In condizioni normali assistere fino in fondo il congiunto, essergli vicino nel momento terribile, seguito da tutto il cerimoniale , per elaborare il lutto ci vogliono anni, ti cambia la vita …oggi in queste condizioni non si elabora nulla perché tutto quello che avremmo fatto non si fa, è sconvolgente solo a scriverlo.
L’ultima puntata spero!! Però è simpatico che sia nel lutto che nel caso che un medico ti dice di avere un cancro, bisogna metabolizzare le cinque uguali fasi. Ma se uno non dovrebbe averne il tempo, esimio, che fa?
Gent.mo Sig.

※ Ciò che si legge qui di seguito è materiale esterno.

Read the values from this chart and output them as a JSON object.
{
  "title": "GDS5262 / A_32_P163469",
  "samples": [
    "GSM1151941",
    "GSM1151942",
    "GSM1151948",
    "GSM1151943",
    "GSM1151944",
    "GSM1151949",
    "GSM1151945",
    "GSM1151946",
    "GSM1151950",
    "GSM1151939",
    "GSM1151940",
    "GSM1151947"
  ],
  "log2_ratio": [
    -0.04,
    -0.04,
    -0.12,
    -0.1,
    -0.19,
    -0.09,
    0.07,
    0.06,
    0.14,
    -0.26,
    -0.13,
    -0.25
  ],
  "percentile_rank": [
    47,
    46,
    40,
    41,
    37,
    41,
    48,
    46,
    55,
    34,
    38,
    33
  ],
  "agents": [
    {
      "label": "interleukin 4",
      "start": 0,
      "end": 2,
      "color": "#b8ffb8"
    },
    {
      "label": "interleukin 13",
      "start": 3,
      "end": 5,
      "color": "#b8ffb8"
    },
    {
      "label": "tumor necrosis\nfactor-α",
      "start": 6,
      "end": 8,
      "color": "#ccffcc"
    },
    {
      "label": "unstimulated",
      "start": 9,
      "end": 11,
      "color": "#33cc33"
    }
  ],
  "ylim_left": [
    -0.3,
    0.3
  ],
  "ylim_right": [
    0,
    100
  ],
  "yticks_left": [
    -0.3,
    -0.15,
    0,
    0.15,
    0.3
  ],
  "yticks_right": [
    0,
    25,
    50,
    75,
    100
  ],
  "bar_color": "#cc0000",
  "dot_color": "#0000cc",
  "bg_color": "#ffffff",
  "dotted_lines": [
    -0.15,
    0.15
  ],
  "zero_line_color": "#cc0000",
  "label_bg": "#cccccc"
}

Micucci,
intanto la informo che non è affatto obbligatorio leggere i miei interventi, pertanto questa potrebbe tranquillamente essere per lei l’ultima puntata, laddove si astenesse dal leggere le successive, cosa che, peraltro, le consiglio caldamente.
Inoltre, devo purtroppo prendere atto con rammarico del fatto che il suo approssimativo italiano non mi ha consentito di decrittare con successo il senso della sua obiezione, del che, mi creda, mi dispiaccio molto.

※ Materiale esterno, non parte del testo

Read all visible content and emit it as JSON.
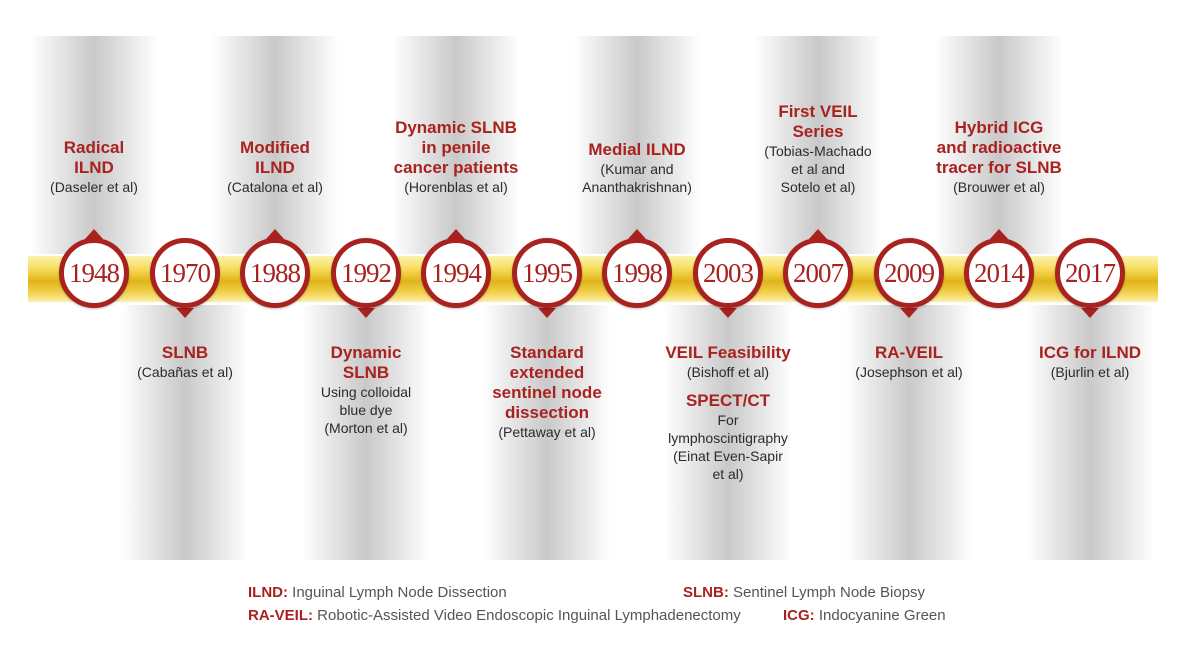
{
  "milestones": [
    {
      "year": "1948",
      "pos": "up",
      "title": "Radical\nILND",
      "detail": "(Daseler et al)"
    },
    {
      "year": "1970",
      "pos": "down",
      "title": "SLNB",
      "detail": "(Cabañas et al)"
    },
    {
      "year": "1988",
      "pos": "up",
      "title": "Modified\nILND",
      "detail": "(Catalona et al)"
    },
    {
      "year": "1992",
      "pos": "down",
      "title": "Dynamic\nSLNB",
      "detail": "Using colloidal\nblue dye\n(Morton et al)"
    },
    {
      "year": "1994",
      "pos": "up",
      "title": "Dynamic SLNB\nin penile\ncancer patients",
      "detail": "(Horenblas et al)"
    },
    {
      "year": "1995",
      "pos": "down",
      "title": "Standard\nextended\nsentinel node\ndissection",
      "detail": "(Pettaway et al)"
    },
    {
      "year": "1998",
      "pos": "up",
      "title": "Medial ILND",
      "detail": "(Kumar and\nAnanthakrishnan)"
    },
    {
      "year": "2003",
      "pos": "down",
      "title": "VEIL Feasibility",
      "detail": "(Bishoff et al)",
      "title2": "SPECT/CT",
      "detail2": "For\nlymphoscintigraphy\n(Einat Even-Sapir\net al)"
    },
    {
      "year": "2007",
      "pos": "up",
      "title": "First VEIL Series",
      "detail": "(Tobias-Machado\net al and\nSotelo et al)"
    },
    {
      "year": "2009",
      "pos": "down",
      "title": "RA-VEIL",
      "detail": "(Josephson et al)"
    },
    {
      "year": "2014",
      "pos": "up",
      "title": "Hybrid ICG\nand radioactive\ntracer for SLNB",
      "detail": "(Brouwer et al)"
    },
    {
      "year": "2017",
      "pos": "down",
      "title": "ICG for ILND",
      "detail": "(Bjurlin et al)"
    }
  ],
  "legend": [
    {
      "abbr": "ILND:",
      "text": "Inguinal Lymph Node Dissection"
    },
    {
      "abbr": "SLNB:",
      "text": "Sentinel Lymph Node Biopsy"
    },
    {
      "abbr": "RA-VEIL:",
      "text": "Robotic-Assisted Video Endoscopic Inguinal Lymphadenectomy"
    },
    {
      "abbr": "ICG:",
      "text": "Indocyanine Green"
    }
  ],
  "colors": {
    "accent": "#a8221f",
    "band": "#f1cc3a",
    "column": "#c9c9c9"
  }
}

Infine mi stupisco e, ad un tempo, mi compiaccio del fatto che lei abbia trovato qualcosa di “simpatico” nel mio scritto che mi sembrava di altro tenore: le auguro con tutto il cuore di non trovarsi mai in tale “simpatica” situazione.
Sappia comunque che lei è oggetto di tutta la mia più benevola comprensione.
Un caro saluto.
Il periodo alquanto triste non merita ulteriori aggravi di tristezze varie. Lei non decritta perché rattrista. Nella speranza che abbia capito come già aveva fatto le ricambio la sua comprensione. La prossima volta mi raccomando, pre mortem, tunnel vari e zombie.